The Court rejected Pliteq’s argument that there would be trade mark infringement if a customer, attracted to the iKoustic website because it stocked Pliteq’s products, was then able to navigate to another page on that website showing iKoustic’s products.  If that was trade mark infringement, no retailer would be able to advertise goods under one mark but offer products from different undertakings on its website.
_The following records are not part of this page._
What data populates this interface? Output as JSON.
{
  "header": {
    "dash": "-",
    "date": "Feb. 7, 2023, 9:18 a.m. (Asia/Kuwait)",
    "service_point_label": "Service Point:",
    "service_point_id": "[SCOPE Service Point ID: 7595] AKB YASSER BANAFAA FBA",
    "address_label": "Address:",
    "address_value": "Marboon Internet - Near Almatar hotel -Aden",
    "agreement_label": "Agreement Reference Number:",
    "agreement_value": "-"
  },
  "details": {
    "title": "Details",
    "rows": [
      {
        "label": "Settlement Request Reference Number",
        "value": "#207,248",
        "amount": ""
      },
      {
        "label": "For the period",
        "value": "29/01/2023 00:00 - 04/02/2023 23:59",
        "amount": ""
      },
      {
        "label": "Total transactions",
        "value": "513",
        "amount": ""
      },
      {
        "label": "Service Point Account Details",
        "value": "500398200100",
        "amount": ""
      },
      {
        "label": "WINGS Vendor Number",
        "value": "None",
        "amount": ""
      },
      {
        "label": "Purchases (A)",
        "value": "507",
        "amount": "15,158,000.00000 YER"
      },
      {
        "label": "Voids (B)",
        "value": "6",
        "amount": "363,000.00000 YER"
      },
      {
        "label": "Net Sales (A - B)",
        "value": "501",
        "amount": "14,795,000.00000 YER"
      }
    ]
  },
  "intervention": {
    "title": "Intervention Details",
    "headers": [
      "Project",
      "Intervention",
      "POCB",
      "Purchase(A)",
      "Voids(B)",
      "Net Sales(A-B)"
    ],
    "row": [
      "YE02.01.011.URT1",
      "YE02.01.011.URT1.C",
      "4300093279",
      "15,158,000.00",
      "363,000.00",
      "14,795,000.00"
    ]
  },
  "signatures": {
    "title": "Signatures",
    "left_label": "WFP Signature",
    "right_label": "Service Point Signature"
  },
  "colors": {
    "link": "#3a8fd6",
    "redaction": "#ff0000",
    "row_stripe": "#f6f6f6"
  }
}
It would be clear to the customer that they were being offered alternative products.  iKoustic was selling genuine Pliteq goods so had due cause to use the Marks.

There was one exception to this.  iKoustic had one page on its website which said that GENIECLIPS were no longer stocked but invited the customer to contact iKoustic “to find out about iKoustic’s new alternative sound isolation clip” and continued “If you only want GenieClip ® and are not interested in the alternative sorry we couldn’t help you”.  That use of GENIECLIP infringed, as it invited customers to choose MUTECLIP products instead of GENIECLIP products, which iKoustic no longer had.  That use of the GENIECLIP mark could therefore be seen as use in relation to MUTECLIP products (which iKoustic was not authorised to do).

Having found that iKoustic was transparently offering alternative products to Pliteq’s, the Court held that by using the names GENIEMAT and GENIECLIP, iKoustic had not misrepresented that their Mute products were Pliteq’s, so there was no passing off.

iKoustic had used a single photograph on the iKoustic website of one GENIEMAT product, when offering two MuteMat products for sale.  It did not seem likely, and there was no evidence to suggest, that a banal photograph of the purely functional GENIEMAT would generate goodwill. And even if it did, iKoustic’s use would not realistically have damaged that goodwill.